The prevalence of maternal anaemia at onset of labour in this study was 33.8%. Maternal anaemia was identified as a risk factor for LBW. This agrees with a previous report.27 Pregnant women with haemoglobin concentration <11.0g/dl had a 2–5 increased fold risk of delivering LBW neonates. Two independent Nigerian studies have previously reported high prevalence rates of anaemia among pregnant women attending TBHs.6,28 Maternal nutritional factors before and during pregnancy have been reported to account for > 50% of cases of LBW in many developing countries.1 Pregnant women who deliver in TBHs are more likely to be teenagers and of low or middle social class.5 This coupled with other conditions such as severe malaria infestation, intestinal parasitic infection and malnutrition among the pregnant women could put them at risk of acquiring severe anaemia which in turn may increase risk for delivery of LBW neonates. While significant associations between placental malaria and low birth weight is well documented,29,30 this could not be determined in this study as participating pregnant women and resident TBA for cultural reasons did not permit the collection of blood from the expunged placenta. This is an observed limitation in this study.
Conclusion
In brief, the prevalence of LBW in this study was 6.3% and was significantly affected by maternal age, maternal height, maternal anaemia, marital status, and late registration at TBH. Government interventions aimed at expanding access to quality and affordable health care services, and preconception counseling and care for young women is strongly advocated.
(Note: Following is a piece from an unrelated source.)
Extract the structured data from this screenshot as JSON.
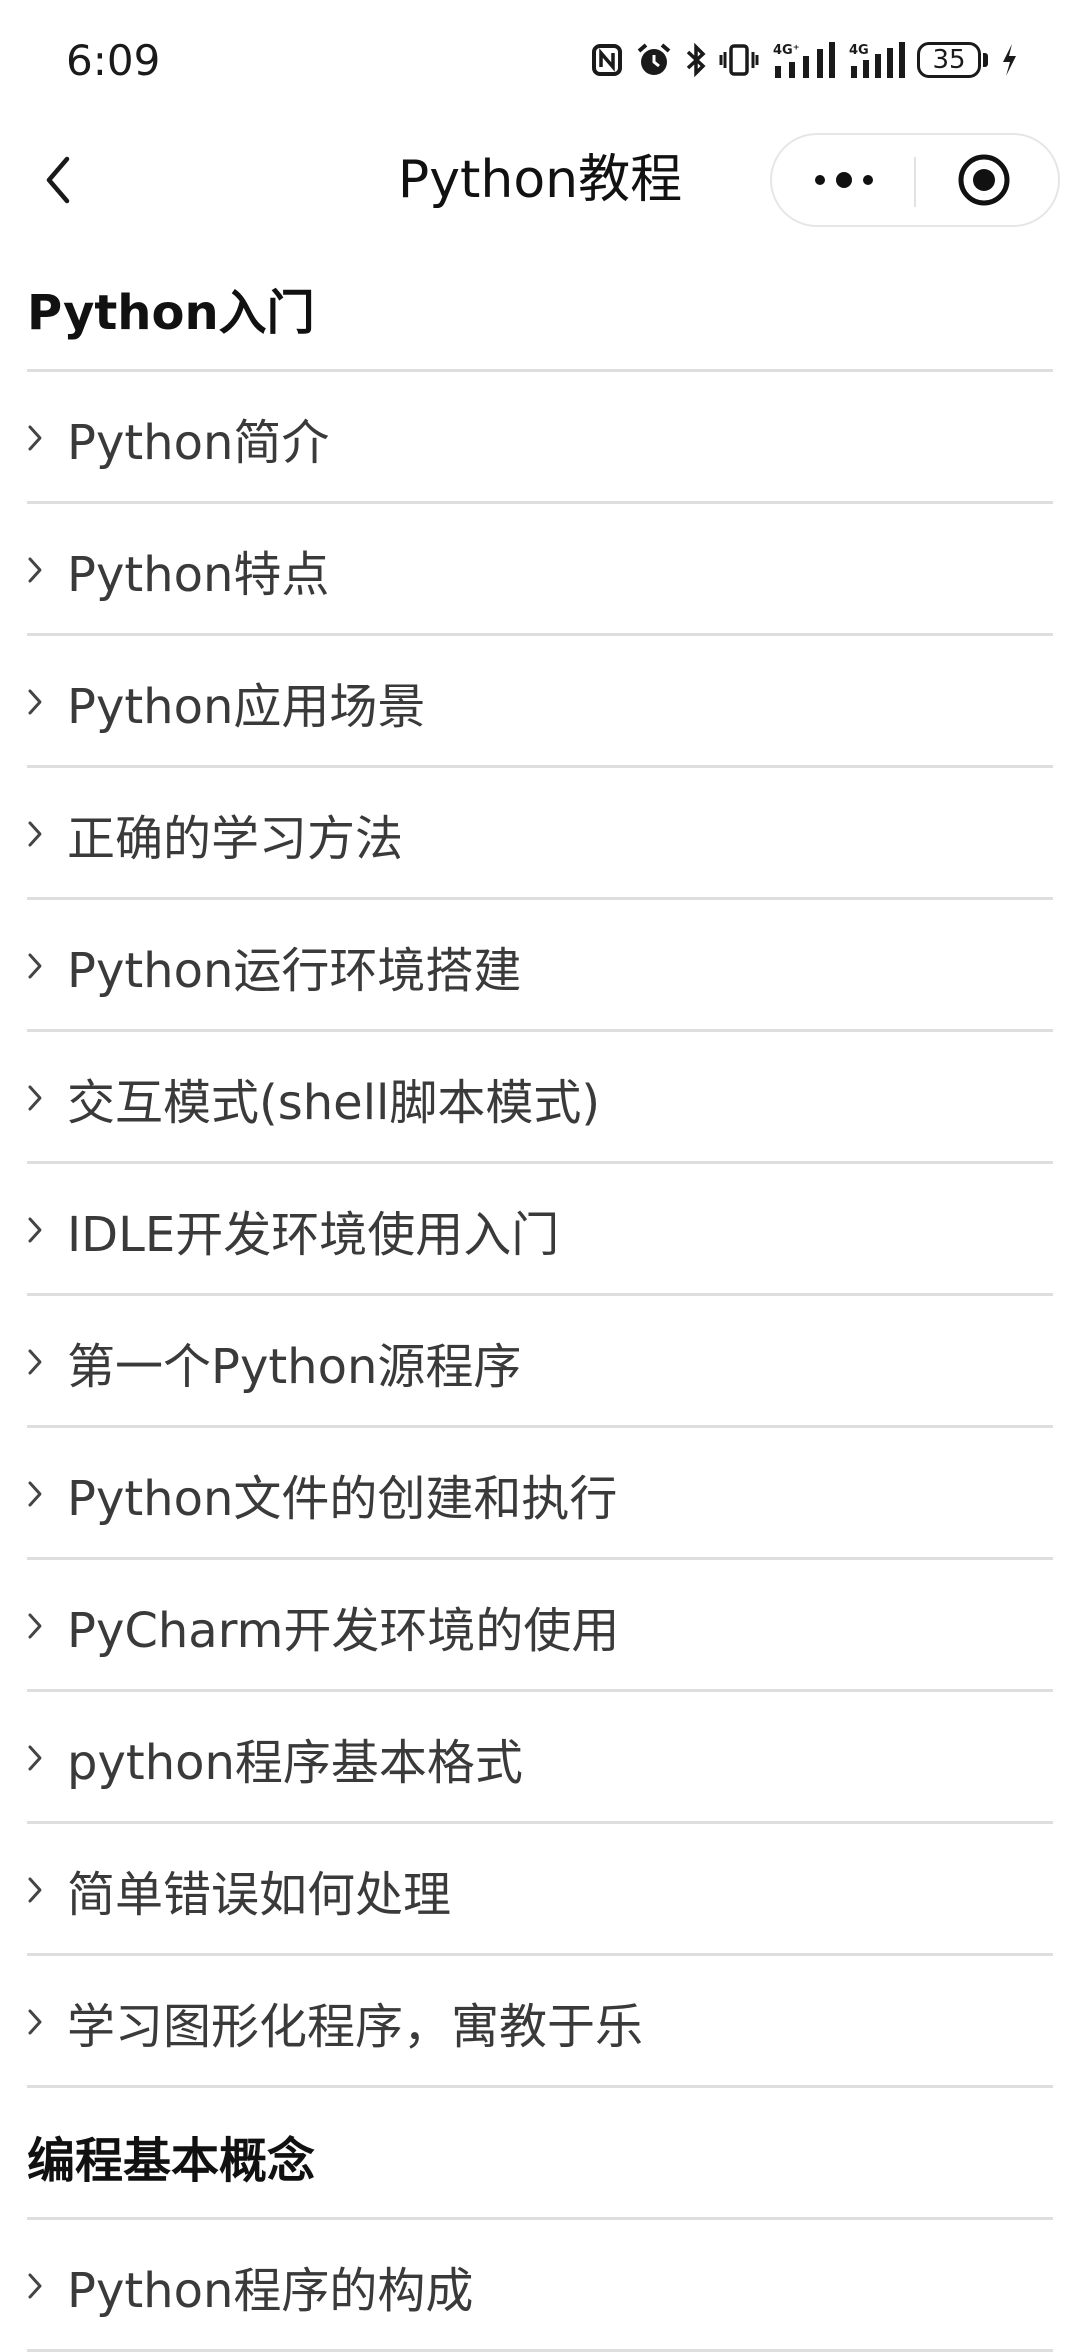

Free distribution of iron-folate supplements and insecticide treated bed nets to pregnant women attending TBHs by relevant intervention agencies, is encouraged to reducing malaria, anaemia and associated sequelea.
Acknowledgement
Authors acknowledge with thanks all the pregnant women who participated in this study.
Conflict of interest
The authors did not receive any funding or benefit from any source for this work. Authors have no conflict of interest to declare.